Tembang sulit menyayat hati.
andai saja aku memiliki kesempatan seribu satu kali, sudah terbangun rongga
misteri hidup ini. aku tidak datang untuk menyulam luka, tidak pergi untuk
membakar sunyi. aku tetap merana dengan segala asing pada jiwa. teramat ingin
merangkulnya beserta sedu sedannya.
Seorang
anak perempuan bertumbuh dewasa. hatinya penuh kerapuhan masa remaja. kata
seseorang “ia tak pernah muda” karena di usianya yang mendekati kepala tiga, ia
justru masih berbahagia dengan asmara. baginya sulit mengemban komitmen. ia
ingin menjadi prioritas tanpa mempedulikan perasaan empu di seberang sana.
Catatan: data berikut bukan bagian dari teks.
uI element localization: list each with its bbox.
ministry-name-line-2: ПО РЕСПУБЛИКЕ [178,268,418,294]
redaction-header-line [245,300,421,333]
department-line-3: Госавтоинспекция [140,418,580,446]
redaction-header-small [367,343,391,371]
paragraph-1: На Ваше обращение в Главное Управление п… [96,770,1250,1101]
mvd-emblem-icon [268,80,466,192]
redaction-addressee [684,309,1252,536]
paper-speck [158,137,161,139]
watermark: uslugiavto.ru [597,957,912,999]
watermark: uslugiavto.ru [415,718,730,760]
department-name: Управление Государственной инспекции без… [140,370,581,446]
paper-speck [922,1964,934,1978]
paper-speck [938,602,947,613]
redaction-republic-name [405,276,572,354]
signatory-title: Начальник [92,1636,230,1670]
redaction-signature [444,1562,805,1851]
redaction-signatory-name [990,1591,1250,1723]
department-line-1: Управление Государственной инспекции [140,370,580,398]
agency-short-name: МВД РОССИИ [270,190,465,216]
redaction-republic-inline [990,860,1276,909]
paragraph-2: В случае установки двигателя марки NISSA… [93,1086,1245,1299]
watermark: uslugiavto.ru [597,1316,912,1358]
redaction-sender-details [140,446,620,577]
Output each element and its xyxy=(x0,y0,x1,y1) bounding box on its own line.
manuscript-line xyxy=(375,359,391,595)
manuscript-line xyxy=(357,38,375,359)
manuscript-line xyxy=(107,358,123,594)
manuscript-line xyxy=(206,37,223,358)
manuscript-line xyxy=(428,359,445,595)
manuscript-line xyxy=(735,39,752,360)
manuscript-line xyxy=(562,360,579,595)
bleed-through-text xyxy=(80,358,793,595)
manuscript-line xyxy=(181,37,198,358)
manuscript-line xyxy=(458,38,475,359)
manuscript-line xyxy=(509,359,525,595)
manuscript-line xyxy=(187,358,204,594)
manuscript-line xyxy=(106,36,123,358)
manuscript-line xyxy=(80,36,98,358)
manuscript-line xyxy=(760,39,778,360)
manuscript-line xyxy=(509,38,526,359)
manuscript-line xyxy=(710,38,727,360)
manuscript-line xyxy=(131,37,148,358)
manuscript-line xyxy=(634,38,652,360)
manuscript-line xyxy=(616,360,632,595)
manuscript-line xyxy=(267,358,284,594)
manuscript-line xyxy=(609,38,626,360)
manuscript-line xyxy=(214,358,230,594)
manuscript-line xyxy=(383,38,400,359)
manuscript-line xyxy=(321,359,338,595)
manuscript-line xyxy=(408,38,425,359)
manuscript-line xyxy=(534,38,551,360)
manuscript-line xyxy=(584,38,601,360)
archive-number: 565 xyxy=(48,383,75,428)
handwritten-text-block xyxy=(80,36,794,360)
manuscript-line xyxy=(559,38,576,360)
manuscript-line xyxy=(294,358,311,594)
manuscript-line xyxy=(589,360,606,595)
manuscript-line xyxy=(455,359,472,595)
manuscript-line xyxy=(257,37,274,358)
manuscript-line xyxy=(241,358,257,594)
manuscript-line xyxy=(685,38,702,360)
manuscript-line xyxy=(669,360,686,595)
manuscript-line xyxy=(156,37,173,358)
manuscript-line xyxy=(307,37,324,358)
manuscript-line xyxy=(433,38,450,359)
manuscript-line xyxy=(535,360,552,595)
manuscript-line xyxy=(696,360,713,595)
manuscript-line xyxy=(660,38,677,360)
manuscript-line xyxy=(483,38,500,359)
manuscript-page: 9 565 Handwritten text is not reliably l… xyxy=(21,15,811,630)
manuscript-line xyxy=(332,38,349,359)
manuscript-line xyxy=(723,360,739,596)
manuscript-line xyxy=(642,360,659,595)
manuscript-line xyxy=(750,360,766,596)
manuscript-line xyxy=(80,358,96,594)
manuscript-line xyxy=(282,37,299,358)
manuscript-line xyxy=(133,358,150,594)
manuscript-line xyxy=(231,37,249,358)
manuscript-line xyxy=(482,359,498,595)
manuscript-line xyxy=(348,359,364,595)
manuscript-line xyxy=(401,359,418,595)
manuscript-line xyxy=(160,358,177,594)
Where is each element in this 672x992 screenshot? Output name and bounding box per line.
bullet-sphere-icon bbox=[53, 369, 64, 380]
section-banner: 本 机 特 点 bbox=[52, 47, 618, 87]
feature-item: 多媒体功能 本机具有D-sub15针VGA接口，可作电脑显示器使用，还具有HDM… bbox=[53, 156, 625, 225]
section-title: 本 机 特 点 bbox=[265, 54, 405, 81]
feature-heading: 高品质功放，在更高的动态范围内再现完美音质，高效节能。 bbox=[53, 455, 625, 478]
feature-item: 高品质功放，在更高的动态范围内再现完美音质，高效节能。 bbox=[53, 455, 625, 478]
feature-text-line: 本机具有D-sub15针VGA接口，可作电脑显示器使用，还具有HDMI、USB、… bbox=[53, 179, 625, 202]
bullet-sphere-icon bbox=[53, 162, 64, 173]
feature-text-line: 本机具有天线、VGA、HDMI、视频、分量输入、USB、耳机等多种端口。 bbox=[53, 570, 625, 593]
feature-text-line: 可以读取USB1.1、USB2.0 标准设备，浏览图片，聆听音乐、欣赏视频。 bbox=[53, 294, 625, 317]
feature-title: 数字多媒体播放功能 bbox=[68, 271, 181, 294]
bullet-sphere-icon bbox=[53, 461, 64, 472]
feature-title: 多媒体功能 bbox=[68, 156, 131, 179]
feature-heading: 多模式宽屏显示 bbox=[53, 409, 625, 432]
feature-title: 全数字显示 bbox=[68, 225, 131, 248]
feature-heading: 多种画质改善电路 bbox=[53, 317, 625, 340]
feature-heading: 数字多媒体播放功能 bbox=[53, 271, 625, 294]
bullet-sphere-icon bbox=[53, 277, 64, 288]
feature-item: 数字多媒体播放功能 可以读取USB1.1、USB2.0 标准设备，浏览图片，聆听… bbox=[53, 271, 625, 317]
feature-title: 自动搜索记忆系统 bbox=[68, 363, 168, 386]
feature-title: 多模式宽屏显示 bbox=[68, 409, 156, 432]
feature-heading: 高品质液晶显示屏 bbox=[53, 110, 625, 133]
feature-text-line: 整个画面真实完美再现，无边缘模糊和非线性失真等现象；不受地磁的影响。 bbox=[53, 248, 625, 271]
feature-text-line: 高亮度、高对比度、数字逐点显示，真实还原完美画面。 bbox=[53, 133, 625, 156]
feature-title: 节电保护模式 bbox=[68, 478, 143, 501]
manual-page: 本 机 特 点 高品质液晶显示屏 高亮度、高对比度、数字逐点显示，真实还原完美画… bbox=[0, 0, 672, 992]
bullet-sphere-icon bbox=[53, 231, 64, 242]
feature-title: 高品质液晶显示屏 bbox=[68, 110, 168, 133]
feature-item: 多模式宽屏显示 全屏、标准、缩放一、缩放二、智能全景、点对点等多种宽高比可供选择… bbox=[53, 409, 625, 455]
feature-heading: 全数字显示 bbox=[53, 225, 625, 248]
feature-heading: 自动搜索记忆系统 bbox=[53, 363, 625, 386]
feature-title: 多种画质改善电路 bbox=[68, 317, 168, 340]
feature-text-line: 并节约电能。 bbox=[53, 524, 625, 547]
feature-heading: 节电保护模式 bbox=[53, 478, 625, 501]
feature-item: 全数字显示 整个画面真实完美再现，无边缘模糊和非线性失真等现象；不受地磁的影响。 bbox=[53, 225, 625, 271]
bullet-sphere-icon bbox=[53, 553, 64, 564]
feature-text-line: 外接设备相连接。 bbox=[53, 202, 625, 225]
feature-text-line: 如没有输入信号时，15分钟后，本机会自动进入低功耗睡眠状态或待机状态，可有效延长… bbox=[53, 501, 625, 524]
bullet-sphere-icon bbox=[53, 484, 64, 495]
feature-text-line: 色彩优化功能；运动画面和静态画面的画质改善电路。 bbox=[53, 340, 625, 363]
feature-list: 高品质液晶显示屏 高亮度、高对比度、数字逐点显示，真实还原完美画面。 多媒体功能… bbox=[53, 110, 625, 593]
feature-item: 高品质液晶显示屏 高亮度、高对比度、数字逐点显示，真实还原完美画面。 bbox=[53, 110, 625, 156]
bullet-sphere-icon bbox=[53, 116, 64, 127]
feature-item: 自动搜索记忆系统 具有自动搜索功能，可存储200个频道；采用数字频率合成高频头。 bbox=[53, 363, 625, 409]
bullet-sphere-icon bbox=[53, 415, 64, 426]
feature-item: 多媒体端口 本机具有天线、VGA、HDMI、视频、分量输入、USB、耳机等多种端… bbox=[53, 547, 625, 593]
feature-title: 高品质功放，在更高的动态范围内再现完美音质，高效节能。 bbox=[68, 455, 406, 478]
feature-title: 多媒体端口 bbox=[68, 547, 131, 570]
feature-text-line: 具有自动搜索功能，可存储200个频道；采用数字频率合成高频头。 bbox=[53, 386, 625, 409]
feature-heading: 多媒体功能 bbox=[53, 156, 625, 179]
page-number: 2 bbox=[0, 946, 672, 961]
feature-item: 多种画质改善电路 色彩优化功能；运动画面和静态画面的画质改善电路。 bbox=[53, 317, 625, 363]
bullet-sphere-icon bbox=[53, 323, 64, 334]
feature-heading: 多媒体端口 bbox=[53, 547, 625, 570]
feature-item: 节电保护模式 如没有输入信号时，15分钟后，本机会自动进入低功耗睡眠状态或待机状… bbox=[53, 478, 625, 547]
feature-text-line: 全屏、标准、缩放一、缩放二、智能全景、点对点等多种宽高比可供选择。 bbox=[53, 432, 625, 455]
Aku memejam mata dengan bibir terkatup, menyudahi pahit-getir
dunia yang diusung oleh perasaan kalut.
Sudahlah
Merawat bunga yang rapuh namun indah dipandang mata. ketika tangan dewasa menyentuh aku mulai kepayahan mencari penawarnya. hanya sebatas gurauan semu di atas kelabu. mana tiang penyangga sukacita?